Asynchronous jobs and worker management¶

AtoM relies on a job scheduler in order to execute certain long-running tasks asynchronously in the background (instead of synchronously via your web browser, making you wait until the task is done and the page loaded before continuing), to guarantee that web requests are handled promptly and work loads can be distributed across multiple machines. Example tasks in AtoM that use the job scheduler include:

Generating finding aids
Importing records via the user interface
Exporting records via the Clipboard
Using the Move module to reorganize archival description hierarchies
Ingesting DIPs from Archivematica

We use Gearman as our job scheduler in AtoM. Gearman “provides a generic application framework to farm out work to other machines or processes that are better suited to do the work. It allows you to do work in parallel, to load balance processing, and to call functions between languages.”

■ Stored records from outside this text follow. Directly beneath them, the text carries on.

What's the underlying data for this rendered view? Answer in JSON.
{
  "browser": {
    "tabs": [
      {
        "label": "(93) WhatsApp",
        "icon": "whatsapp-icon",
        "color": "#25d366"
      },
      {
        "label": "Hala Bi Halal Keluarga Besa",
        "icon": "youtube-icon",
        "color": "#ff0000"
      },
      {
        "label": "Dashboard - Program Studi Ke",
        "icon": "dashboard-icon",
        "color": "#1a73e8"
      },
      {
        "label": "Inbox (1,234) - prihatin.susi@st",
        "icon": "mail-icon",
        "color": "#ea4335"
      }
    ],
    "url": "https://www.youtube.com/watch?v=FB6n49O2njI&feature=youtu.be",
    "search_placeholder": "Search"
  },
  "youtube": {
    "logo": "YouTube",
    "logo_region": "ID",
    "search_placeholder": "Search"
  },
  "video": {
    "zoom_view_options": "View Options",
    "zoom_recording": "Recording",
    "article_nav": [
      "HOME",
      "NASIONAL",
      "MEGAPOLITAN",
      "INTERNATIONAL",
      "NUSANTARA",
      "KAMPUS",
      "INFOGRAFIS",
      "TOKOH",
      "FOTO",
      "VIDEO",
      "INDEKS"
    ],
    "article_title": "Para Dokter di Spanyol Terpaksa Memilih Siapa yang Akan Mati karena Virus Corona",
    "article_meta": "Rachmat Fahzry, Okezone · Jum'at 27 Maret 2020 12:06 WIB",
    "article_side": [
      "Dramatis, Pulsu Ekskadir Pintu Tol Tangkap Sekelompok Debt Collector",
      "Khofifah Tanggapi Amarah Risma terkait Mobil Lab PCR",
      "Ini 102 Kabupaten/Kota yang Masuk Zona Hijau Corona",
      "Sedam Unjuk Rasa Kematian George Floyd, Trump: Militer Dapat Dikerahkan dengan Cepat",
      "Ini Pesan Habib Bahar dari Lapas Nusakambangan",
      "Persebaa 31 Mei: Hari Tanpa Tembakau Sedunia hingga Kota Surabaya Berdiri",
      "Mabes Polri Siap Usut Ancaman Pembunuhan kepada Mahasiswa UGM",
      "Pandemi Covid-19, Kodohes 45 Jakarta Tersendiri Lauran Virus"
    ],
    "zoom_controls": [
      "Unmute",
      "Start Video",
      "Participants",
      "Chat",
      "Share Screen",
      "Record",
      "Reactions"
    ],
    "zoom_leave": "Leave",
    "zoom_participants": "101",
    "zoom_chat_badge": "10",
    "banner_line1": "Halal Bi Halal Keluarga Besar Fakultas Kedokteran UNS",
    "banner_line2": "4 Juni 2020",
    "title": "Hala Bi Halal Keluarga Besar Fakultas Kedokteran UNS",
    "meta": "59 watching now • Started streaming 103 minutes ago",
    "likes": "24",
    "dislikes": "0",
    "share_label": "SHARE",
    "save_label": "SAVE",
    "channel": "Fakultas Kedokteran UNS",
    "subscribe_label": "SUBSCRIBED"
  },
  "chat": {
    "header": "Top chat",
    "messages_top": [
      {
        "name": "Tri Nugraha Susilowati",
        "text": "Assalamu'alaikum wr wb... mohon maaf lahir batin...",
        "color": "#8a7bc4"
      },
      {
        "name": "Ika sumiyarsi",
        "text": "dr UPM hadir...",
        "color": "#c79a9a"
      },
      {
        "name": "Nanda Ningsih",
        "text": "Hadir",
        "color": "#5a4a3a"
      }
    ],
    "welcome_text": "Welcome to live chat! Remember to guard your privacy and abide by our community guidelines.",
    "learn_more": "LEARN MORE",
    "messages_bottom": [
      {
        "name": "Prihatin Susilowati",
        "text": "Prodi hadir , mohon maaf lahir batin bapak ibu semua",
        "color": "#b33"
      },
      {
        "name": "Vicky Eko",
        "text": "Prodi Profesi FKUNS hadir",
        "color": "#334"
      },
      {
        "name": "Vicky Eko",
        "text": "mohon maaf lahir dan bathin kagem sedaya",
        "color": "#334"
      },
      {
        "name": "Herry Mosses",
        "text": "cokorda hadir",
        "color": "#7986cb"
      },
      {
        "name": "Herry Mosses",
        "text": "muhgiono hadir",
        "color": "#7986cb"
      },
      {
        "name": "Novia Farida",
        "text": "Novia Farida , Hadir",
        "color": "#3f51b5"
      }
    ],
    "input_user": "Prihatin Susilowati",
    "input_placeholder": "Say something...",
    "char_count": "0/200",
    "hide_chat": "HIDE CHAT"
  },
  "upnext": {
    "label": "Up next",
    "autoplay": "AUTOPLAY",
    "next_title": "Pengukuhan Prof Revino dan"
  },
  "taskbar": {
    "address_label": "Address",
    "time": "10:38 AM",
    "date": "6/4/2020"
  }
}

You’ll need a good understanding of all the components involved to find out what the best configuration and arrangement of services will be for you. You could configure it so every service runs in the same machine, or scale up to many machines across the network. You can always start small in a single-node environment and add more hardware later.

Jump to:

Gearman Job Server configuration
Gearman Job Worker management
Job and job scheduler management

Gearman Job Server configuration¶

You should have completed the initial installation and configuration of Gearman as part of your AtoM installation process. For more information, see:

Deployment of workers

Other considerations¶

An AtoM worker needs to know where the job server is running, which is defined in an application setting under config/gearman.yml and defaults to 127.0.0.1:4730.

By default, Gearman’s job queues are stored in memory. However you are free to deploy the queue storage in a different machine or replace it with a durable solution like MySQL or SQLite3. For more configuration options available, visit: http://gearman.org/manual/job_server/.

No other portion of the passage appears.